In terms of the high, let me just say that I am so pleased I finished the bulk of this interview before giving this sample the full GT analysis. LPC is sit-ya-down indica. This is not Happy Hour weed, folks. This is the strain you want at the end of rough days at the office, for sudden sh*tstorms that simply cannot be resolved today and must be worried about tomorrow.
Reviewed: Classic Cookies (GSC)
These buds are visually quite striking, alternating between shades of green and deep purple, with bunches of bright orange hairs spread across its surface like wildfires, and practically dripping with mouth-watering trichomes. Well-manicured, the extraneous stems have been removed throughout my sample, while some few purple sugar leafs remain for aesthetic purposes. This cannabis flower displays ideal density and structure — tight, not tough. The only knock against it is that they're a little dry. Overall, the bag appeal here is excellent.
Heady Club DC's Classic Cookies has a warm and sweet aroma that reminds me of brown sugar or, like, a maple syrup barbecue rub... is that a thing? Oooh, it is, of course it is. See, this is why I don't write before lunch. Where was I? Oh yes. The smoke itself, while not particularly flavorful, is smooth and produces no acrid bite, which is exactly what we want to see. Respect is warranted, however, as it is a thick smoke on account of the heavy trichomes. Moderate pulls will avoid any brief bouts of coughing of this heavy hitter. Overall, this herb makes an excellent, pleasant smoke.

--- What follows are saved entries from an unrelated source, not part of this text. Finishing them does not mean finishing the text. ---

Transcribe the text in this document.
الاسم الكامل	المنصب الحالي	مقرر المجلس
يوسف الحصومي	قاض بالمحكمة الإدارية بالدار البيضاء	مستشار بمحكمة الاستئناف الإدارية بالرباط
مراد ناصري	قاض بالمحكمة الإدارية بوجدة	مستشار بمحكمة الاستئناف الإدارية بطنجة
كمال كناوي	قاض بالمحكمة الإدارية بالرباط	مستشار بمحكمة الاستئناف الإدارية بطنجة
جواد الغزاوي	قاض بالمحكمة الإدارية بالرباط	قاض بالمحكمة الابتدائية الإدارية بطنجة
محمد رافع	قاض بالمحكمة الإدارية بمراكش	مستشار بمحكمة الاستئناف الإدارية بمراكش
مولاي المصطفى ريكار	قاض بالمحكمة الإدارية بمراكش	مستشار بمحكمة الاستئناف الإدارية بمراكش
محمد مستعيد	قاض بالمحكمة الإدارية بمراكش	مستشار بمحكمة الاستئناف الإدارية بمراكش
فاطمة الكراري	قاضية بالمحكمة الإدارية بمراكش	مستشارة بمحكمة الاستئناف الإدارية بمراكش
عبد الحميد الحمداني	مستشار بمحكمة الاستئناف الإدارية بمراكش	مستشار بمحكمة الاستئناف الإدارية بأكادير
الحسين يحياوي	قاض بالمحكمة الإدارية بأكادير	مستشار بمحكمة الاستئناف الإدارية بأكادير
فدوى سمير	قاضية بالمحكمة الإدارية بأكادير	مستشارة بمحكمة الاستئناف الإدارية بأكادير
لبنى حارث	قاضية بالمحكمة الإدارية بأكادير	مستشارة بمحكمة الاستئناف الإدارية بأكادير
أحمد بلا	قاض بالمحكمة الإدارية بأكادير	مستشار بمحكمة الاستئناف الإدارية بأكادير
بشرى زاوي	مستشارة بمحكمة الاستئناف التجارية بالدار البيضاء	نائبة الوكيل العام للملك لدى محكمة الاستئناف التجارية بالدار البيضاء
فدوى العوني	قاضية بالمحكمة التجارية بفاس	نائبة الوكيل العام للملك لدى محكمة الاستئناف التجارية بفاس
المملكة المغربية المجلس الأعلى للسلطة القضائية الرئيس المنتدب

The potency is intense on Heady Club DC's Classic Cookies. A hybrid strain that leans sativa in its first phase, you'll experience a rush of thoughts and ideas that make it ideal for brainstorming or creative pursuits. That energy, combined with a generous mood boost, can make it a very productive strain for tackling a variety of otherwise annoying tasks. Small talk with the squares can be a struggle, however, as you keep forgetting you're supposed to be responding with words, not just grins and giggles. As this phase wanes, all that heavy psychoactivity presents the check and discreetly suggests a brief nap before continuing with your day. Personally, I find this combination of effects to be highly desirable and have greatly enjoyed Heady Club DC's Classic Cookies (a.k.a. GSC) throughout the week. The Gentleman highly recommends you try them out for yourself.